I waited when you said that the social media consultant thing fell through but, in the meantime, I got to know Claire and Joshana better through our exchanges. I saw just how little support and direction they were being given in their roles, but that they remained fiercely loyal to you and to the LST Mamas community.
I waited while you and Abigail worked on ways for the new group of moderators to work together and not feel helpless among the crowd of +18K. I remained hopeful that LST Mamas could be something even better than before. I kept working on being a less active participant in LST Mama discussions so that I could more objectively moderate, and I saw new, more productive engagement from the existing moderators making a difference for the better.
And then you told us big changes were coming.
You told us that you were going to put an end to the group. You weren’t asking for our input, but you wanted our help in deleting members from the community one by one. Your decision struck me as final somehow, that you’d finally been able to voice your unhappiness with the group and how it was no longer something you could wrangle. I felt for you, because I thought that even though you had people behind you to help try to make it work, you might have felt hopeless about seeing things through. You were in the thick of re-launching LST, regaining momentum, generating new content, and getting a fresh start on a new platform. All of those things are huge, and continue to earn my respect, so I didn’t take the dismissal personally. The decision wasn’t about me, it was about you, and that’s totally ok.

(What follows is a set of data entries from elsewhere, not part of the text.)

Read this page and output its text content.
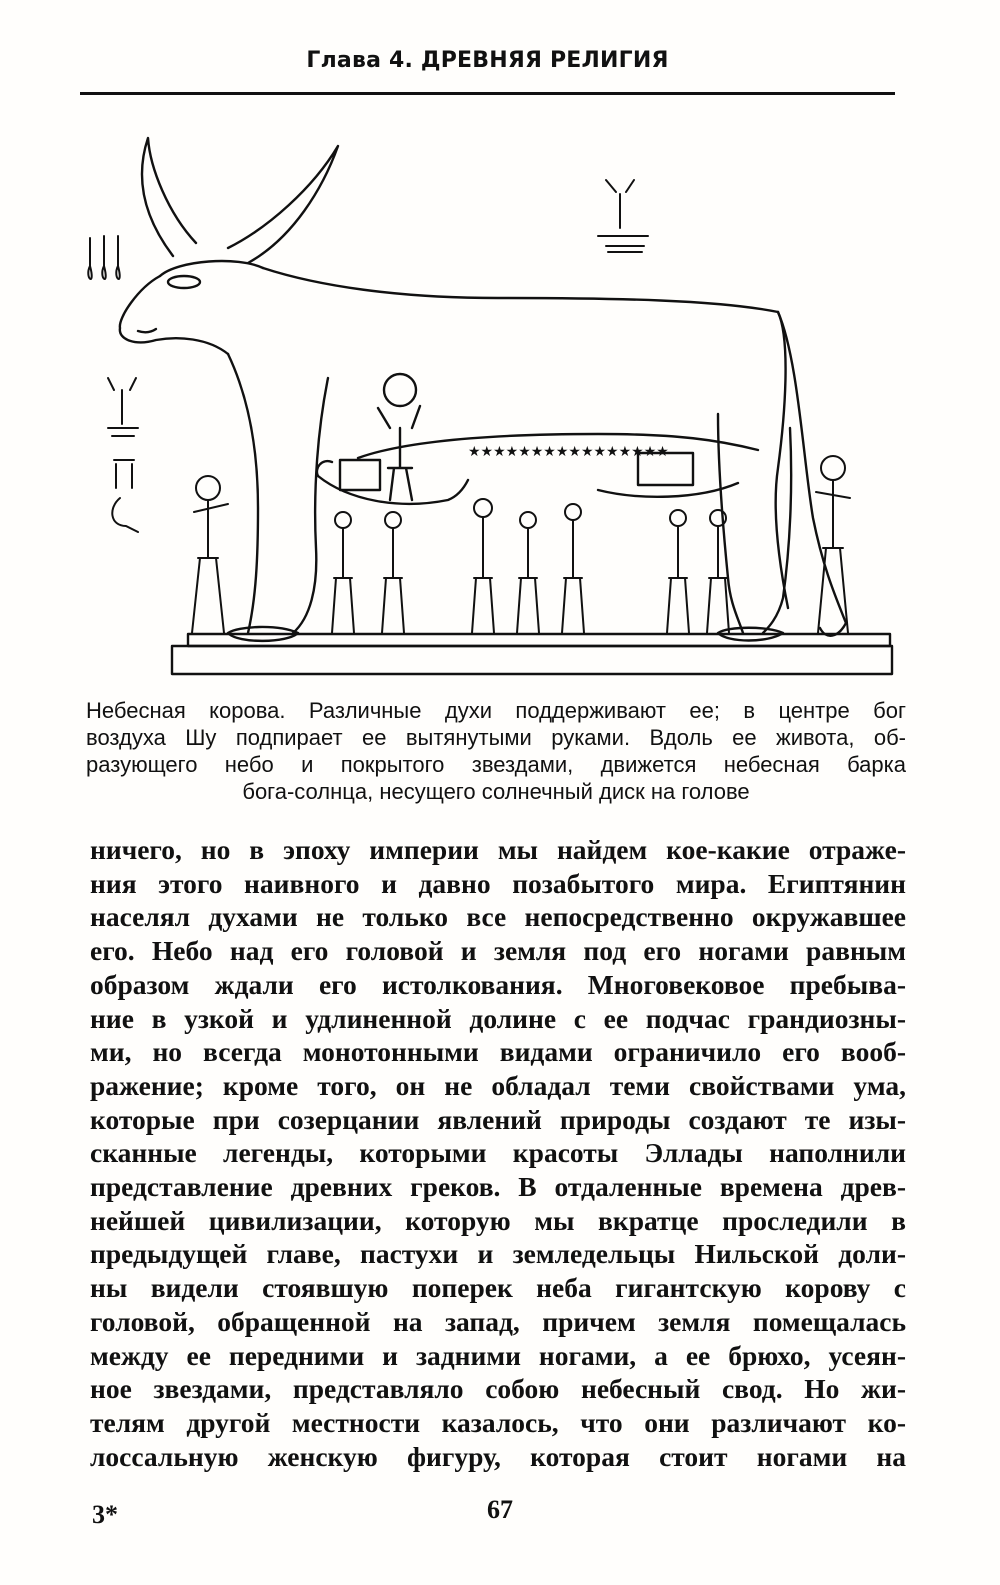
Глава 4. ДРЕВНЯЯ РЕЛИГИЯ
★★★★★★★★★★★★★★★★
Небесная корова. Различные духи поддерживают ее; в центре бог
воздуха Шу подпирает ее вытянутыми руками. Вдоль ее живота, об-
разующего небо и покрытого звездами, движется небесная барка
бога-солнца, несущего солнечный диск на голове
ничего, но в эпоху империи мы найдем кое-какие отраже-
ния этого наивного и давно позабытого мира. Египтянин
населял духами не только все непосредственно окружавшее
его. Небо над его головой и земля под его ногами равным
образом ждали его истолкования. Многовековое пребыва-
ние в узкой и удлиненной долине с ее подчас грандиозны-
ми, но всегда монотонными видами ограничило его вооб-
ражение; кроме того, он не обладал теми свойствами ума,
которые при созерцании явлений природы создают те изы-
сканные легенды, которыми красоты Эллады наполнили
представление древних греков. В отдаленные времена древ-
нейшей цивилизации, которую мы вкратце проследили в
предыдущей главе, пастухи и земледельцы Нильской доли-
ны видели стоявшую поперек неба гигантскую корову с
головой, обращенной на запад, причем земля помещалась
между ее передними и задними ногами, а ее брюхо, усеян-
ное звездами, представляло собою небесный свод. Но жи-
телям другой местности казалось, что они различают ко-
лоссальную женскую фигуру, которая стоит ногами на
3*	67
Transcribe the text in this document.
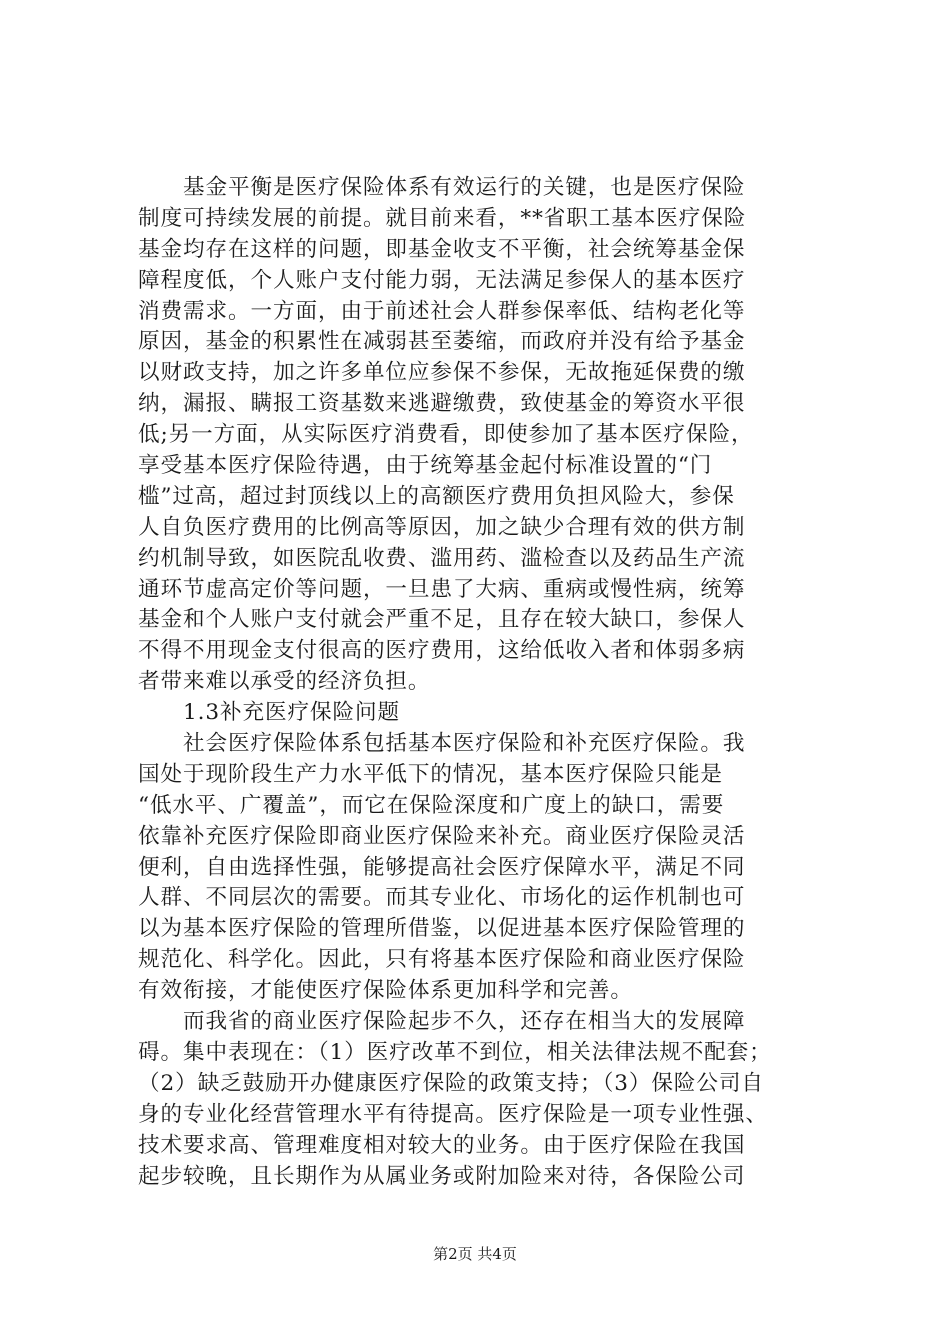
基金平衡是医疗保险体系有效运行的关键，也是医疗保险
制度可持续发展的前提。就目前来看，**省职工基本医疗保险
基金均存在这样的问题，即基金收支不平衡，社会统筹基金保
障程度低，个人账户支付能力弱，无法满足参保人的基本医疗
消费需求。一方面，由于前述社会人群参保率低、结构老化等
原因，基金的积累性在减弱甚至萎缩，而政府并没有给予基金
以财政支持，加之许多单位应参保不参保，无故拖延保费的缴
纳，漏报、瞒报工资基数来逃避缴费，致使基金的筹资水平很
低;另一方面，从实际医疗消费看，即使参加了基本医疗保险，
享受基本医疗保险待遇，由于统筹基金起付标准设置的“门
槛”过高，超过封顶线以上的高额医疗费用负担风险大，参保
人自负医疗费用的比例高等原因，加之缺少合理有效的供方制
约机制导致，如医院乱收费、滥用药、滥检查以及药品生产流
通环节虚高定价等问题，一旦患了大病、重病或慢性病，统筹
基金和个人账户支付就会严重不足，且存在较大缺口，参保人
不得不用现金支付很高的医疗费用，这给低收入者和体弱多病
者带来难以承受的经济负担。
1.3补充医疗保险问题
社会医疗保险体系包括基本医疗保险和补充医疗保险。我
国处于现阶段生产力水平低下的情况，基本医疗保险只能是
“低水平、广覆盖”，而它在保险深度和广度上的缺口，需要
依靠补充医疗保险即商业医疗保险来补充。商业医疗保险灵活
便利，自由选择性强，能够提高社会医疗保障水平，满足不同
人群、不同层次的需要。而其专业化、市场化的运作机制也可
以为基本医疗保险的管理所借鉴，以促进基本医疗保险管理的
规范化、科学化。因此，只有将基本医疗保险和商业医疗保险
有效衔接，才能使医疗保险体系更加科学和完善。
而我省的商业医疗保险起步不久，还存在相当大的发展障
碍。集中表现在：（1）医疗改革不到位，相关法律法规不配套；
（2）缺乏鼓励开办健康医疗保险的政策支持；（3）保险公司自
身的专业化经营管理水平有待提高。医疗保险是一项专业性强、
技术要求高、管理难度相对较大的业务。由于医疗保险在我国
起步较晚，且长期作为从属业务或附加险来对待，各保险公司
第2页 共4页
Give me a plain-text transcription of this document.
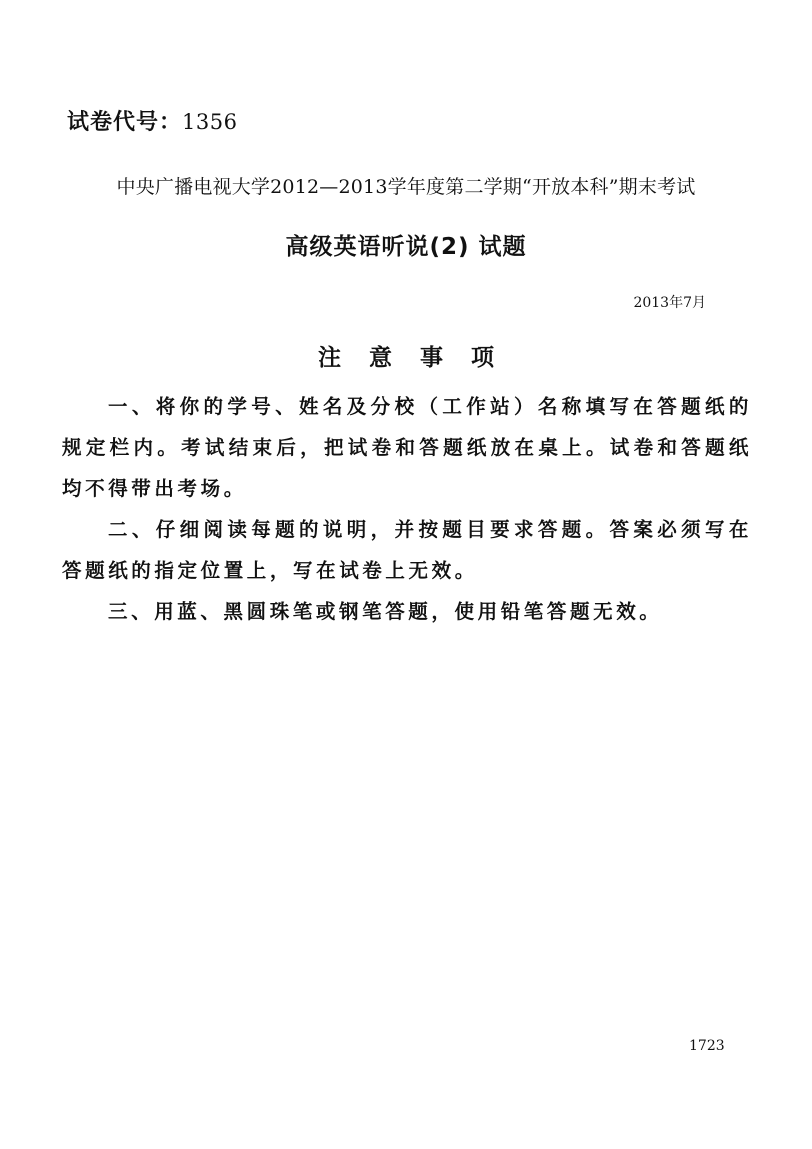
试卷代号：1356
中央广播电视大学2012—2013学年度第二学期“开放本科”期末考试
高级英语听说(2) 试题
2013年7月
注意事项

一、将你的学号、姓名及分校（工作站）名称填写在答题纸的规定栏内。考试结束后，把试卷和答题纸放在桌上。试卷和答题纸均不得带出考场。

二、仔细阅读每题的说明，并按题目要求答题。答案必须写在答题纸的指定位置上，写在试卷上无效。

三、用蓝、黑圆珠笔或钢笔答题，使用铅笔答题无效。

1723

In more than 20 years of being active in online communities with far-flung people I knew I may never meet but was fulfilled in being vulnerable with, your community was only the second “Moms group” I had ever joined. I felt immediately at home in the group. Did it strike me as utopian? Sure, a little. There were voices that were on the fringes, but for the most part, they still had the chance to be heard. When I sensed that minority voices were endangered, specifically the voices of women of color, I started a subgroup. You were immediately supportive of that in private correspondence, and I remain grateful for that support. Our subgroup is thriving, but we’re struggling with the question that other subgroups are: do we remain an outlet for LST, or do we cut ties now that the LST social media ship has no captain? Do we want to be tokens?
I understand the desire to “archive” the group, because throwing away the voices and stories of thousands of women doesn’t strike me as something you would be comfortable with. Your dedication to giving women voices in the thrashing sea of judgment, misinformation, and constant struggles to be heard online has been important to so many people. With that track record, I only wish you had given LST Mamas a chance to right itself.
LST Mamas as an un-moderated space will become something entirely different. Our stories will still be there, and that’s important to many, but the sense of community will continue to be diminished. A fan group makes sense to me, stepping away and saying, “this is your space, use it as you see fit”, but that requires management from within. Having been involved in businesses that are a labor of love, I understand the urge to control the brand image, but at the end of the day, the only way you can do that is retaining an authentic voice and creating things that represent your values. The people consuming those things do so for myriad reasons, and you can’t change how they interact with what you’ve put out there. If you want a community of ideals, then governance is required.
I thank you for a year of being part of something special. I’ll miss LST Mamas, for all its faults, but I’m grateful for the experiences here and for the women it helped me connect with. I hope that the decisions you made concerning the group do more good than harm.